Чиркен, что-то, видимо, разглядев на ее лице, мягко отвечает:
– Охотник занимается добычей зверя, а не его убийством. Воспринимай это так. Кто-то делает это для пропитания, кто-то – в качестве своего рода ритуала.
– Ритуала? – Сабина чувствует облегчение, что он не стал спрашивать о причинах ее интереса.
– Охота – самый древний ритуал из всех известных, – кивает мужчина, вновь к чему-то прислушиваясь, но больше треска не слышится, и он продолжает: – Многие ранние рисунки на скалах, петроглифы, изображают зверей и процесс их загона. Человек в те времена или становился охотником, или погибал. Охота несла жизнь через смерть, неудивительно, что она стала основой для многих верований и обрядов. Как и кровь.
– Но ведь есть люди, которые промышляют охотой в качестве развлечения. Им нравится преследовать и убивать, – тихо произносит девушка, и ее голос падает почти до шепота под конец. Она думает о неизвестном убийце, оставившем для нее свое чудовищное послание. Чувствовал ли он себя подобно охотнику, вышедшему на след дичи, когда выслеживал и убивал свою жертву? Нет, к чему эти мысли…
– Ты права. – Чиркен подбирает слова для ответа, искоса рассматривая ее. Голова Сабины отвернута от него, и периферийным зрением девушка видит только смазанный силуэт. Искаженные очертания дрожат, превращаясь в гротескные формы. – Они есть, и даже в этих угодьях случается так, что зверя просто бросают, подстреленного или убитого. Я занимаюсь тем, чтобы предотвращать подобные случаи, но не считаю тех людей за охотников.

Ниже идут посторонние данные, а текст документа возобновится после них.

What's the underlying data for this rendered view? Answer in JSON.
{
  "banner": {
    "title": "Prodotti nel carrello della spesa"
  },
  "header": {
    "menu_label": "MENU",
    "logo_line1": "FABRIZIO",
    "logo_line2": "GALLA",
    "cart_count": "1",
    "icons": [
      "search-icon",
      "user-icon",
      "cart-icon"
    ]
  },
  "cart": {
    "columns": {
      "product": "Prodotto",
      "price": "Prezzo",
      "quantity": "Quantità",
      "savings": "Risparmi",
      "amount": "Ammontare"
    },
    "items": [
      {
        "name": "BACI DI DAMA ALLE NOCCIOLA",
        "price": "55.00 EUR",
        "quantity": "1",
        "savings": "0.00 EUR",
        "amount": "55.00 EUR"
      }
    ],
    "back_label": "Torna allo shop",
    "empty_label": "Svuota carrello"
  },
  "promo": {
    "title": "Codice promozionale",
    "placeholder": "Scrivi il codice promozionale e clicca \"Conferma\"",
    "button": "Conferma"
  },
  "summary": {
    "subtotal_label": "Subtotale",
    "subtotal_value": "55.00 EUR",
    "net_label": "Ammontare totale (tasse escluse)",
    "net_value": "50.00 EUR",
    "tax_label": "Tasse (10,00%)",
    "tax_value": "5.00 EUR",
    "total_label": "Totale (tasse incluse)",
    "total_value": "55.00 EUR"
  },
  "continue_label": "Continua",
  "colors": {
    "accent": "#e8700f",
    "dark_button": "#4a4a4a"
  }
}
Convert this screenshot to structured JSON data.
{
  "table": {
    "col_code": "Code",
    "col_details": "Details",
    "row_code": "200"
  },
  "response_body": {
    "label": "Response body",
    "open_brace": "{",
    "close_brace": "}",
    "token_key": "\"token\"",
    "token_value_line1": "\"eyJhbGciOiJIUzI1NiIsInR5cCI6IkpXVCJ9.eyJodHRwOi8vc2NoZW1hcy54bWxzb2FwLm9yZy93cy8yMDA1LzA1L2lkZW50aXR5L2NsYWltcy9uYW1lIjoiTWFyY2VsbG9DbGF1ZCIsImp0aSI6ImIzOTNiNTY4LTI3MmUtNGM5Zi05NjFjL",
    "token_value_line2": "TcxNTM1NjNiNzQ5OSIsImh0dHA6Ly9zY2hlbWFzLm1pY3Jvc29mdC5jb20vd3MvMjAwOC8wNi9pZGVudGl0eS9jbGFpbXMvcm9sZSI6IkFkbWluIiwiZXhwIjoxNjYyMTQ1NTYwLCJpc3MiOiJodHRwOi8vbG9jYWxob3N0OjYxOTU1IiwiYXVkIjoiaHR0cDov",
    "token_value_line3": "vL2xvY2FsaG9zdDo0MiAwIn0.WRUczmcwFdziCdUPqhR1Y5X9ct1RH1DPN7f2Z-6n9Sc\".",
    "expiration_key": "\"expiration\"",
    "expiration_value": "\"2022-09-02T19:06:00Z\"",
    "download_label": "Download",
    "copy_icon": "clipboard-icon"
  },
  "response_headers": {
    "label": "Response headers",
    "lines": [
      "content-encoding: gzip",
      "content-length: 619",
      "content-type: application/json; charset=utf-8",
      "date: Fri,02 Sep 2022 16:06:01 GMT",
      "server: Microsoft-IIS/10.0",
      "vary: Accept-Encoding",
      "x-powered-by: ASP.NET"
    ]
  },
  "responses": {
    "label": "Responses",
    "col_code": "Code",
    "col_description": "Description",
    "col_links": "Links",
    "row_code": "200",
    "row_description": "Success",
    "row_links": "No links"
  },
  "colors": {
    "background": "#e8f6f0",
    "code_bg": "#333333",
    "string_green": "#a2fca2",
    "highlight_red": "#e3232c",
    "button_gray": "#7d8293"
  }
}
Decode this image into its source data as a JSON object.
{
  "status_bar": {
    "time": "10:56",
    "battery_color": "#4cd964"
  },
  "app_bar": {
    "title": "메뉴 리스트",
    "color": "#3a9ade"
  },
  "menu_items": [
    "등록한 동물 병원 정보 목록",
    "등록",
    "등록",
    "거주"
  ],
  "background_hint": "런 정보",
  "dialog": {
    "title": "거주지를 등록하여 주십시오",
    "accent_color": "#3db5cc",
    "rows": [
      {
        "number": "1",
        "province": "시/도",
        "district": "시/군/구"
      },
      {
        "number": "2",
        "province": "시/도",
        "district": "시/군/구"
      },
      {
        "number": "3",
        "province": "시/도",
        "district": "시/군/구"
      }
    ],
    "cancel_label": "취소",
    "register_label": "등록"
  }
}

Он замолкает и вновь поднимает руку, взгляд его направлен куда-то в сторону. Проследив за ним, Сабина и сама замечает в сотне метров от них крупного русака, выглядывающего из-за буревала. Шерсть его местами успела сменить цвет на более светлый, а на ушах виднеются черные подпалины. Голова зайца повернута к рассохшейся ели, от которой доносится дробный стук обхаживающего шишки дятла. Сама бы девушка ни за что его не заметила.
Мужчина протягивает ей ружье, не выпуская косого из поля зрения.
– Медленно возьми, только без резких движений, и сними с предохранителя.
Девушка сглатывает, чувствуя, как сухо становится во рту от волнения, поднявшегося внутри, как муть со дна потревоженного озера.
– Вы хотите, чтобы я в него выстрелила?
– Надо с чего-то начинать. Это проще, чем кажется.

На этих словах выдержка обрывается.